Улыбки темного времени. Том 2 (страница 6)

Страница 6

Вася испуганно посмотрел на него, а затем перевёл взгляд на чистое, свободное поле. В небе резвились маленькие певчие птички, вдали проплывали лёгкие облака, а к горизонту простирался цветочный луг, гудящий от монотонной работы пчёл и шмелей. Прежде Вася видел всё это лишь в проецируемой реальности, и голос за кадром рассказывал, что когда-то жизнь на Земле была именно такой. Теперь же о ней остались лишь воспоминания и старые видеозаписи. Голос уверенно напоминал о том, что в техногороде отказались от избыточного потребления, подчинили свою жизнь протоколам и сберегли таким образом те немногие места, где ещё можно увидеть море, горы и леса. Однако все животные там были результатом виртуальных проекций. Потому что предыдущие поколения уничтожили их. Так стоит ли поддерживать родственные связи с теми, кто лишь потребляет и уничтожает всё вокруг? Такова была логика современных техногородов, которые управляли жизнью на Земле. Однако Вася ощущал в ней какую-то необъяснимую фальшь. Каким образом разлука с родителями в юном возрасте и учёба в дистант-школе могли помочь ему стать более разумным и сберегающим по отношению к окружающей среде? Как люди, отрезанные от своих предков, могли построить что-то новое, не зная своих корней и не имея никакой опоры в жизни? По сути, они потребляли ещё больше предыдущих поколений: в этом были их смысл и утешение.

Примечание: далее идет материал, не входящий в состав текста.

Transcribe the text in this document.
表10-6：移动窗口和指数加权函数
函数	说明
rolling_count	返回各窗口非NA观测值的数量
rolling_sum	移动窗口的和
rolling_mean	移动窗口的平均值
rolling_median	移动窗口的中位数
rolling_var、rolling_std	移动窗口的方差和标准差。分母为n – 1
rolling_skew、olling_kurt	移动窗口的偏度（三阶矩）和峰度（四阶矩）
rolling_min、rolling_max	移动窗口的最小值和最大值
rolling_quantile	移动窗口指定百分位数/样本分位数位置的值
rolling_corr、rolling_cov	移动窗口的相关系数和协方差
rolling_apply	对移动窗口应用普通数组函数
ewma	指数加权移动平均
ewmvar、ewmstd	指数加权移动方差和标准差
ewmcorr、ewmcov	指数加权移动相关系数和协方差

Здесь же, на селе, за пределами техногорода природа опровергала все искусственно насаждённые догмы просто самим фактом своего существования. Птицы пели и садились на ветви совсем близко от людей, с любопытством склоняя свои маленькие головки к тому, что видели. От живых летящих, гудящих насекомых воздух казался густым и насыщенным. Словно разум планеты, взывал он к своим гостям и демонстрировал жизнь деятельную и настоящую. Домашние козы подошли к Васе и Гене и принялись облизывать их руки и мягко тереться о них, выпрашивая угощение. Гена улыбнулся и сунул им заранее заготовленные морковки. Козы радостно заблеяли и немедленно поглотили предложенное, помахивая своими весёлыми хвостиками. Вася погладил их, ощущая ладонью тёплую, жёсткую шерсть и движение мышц под кожей. Они были реальными, живыми, и в них было больше настоящего, чем во всём техногороде. Вася поднял глаза на Гену и уверенно произнёс:

– Знаешь, Ген. Вообще-то мы с Галей ещё вчера задумались о том, где нам лучше. И подумали, что здесь. Но так страшно переворачивать жизнь с ног на голову и шагать в полную неизвестность! Галочка найдёт себе здесь применение, а я? Чем я могу быть полезен тут?

– Вася, ты крепкий смекалистый мужик! Неужели ты думаешь, что мы не найдём тебе работу на селе? Помнится, в школе ты отлично делал макеты зданий, работал со сборкой механизмов, делал что-то по дереву. Почему бы не вспомнить, на что ты способен прямо сейчас? – твёрдо сказал Гена и пристально посмотрел на Васю. – Нам нужно спроектировать и отстроить новые корпуса для гостей и библиотеки, поможешь?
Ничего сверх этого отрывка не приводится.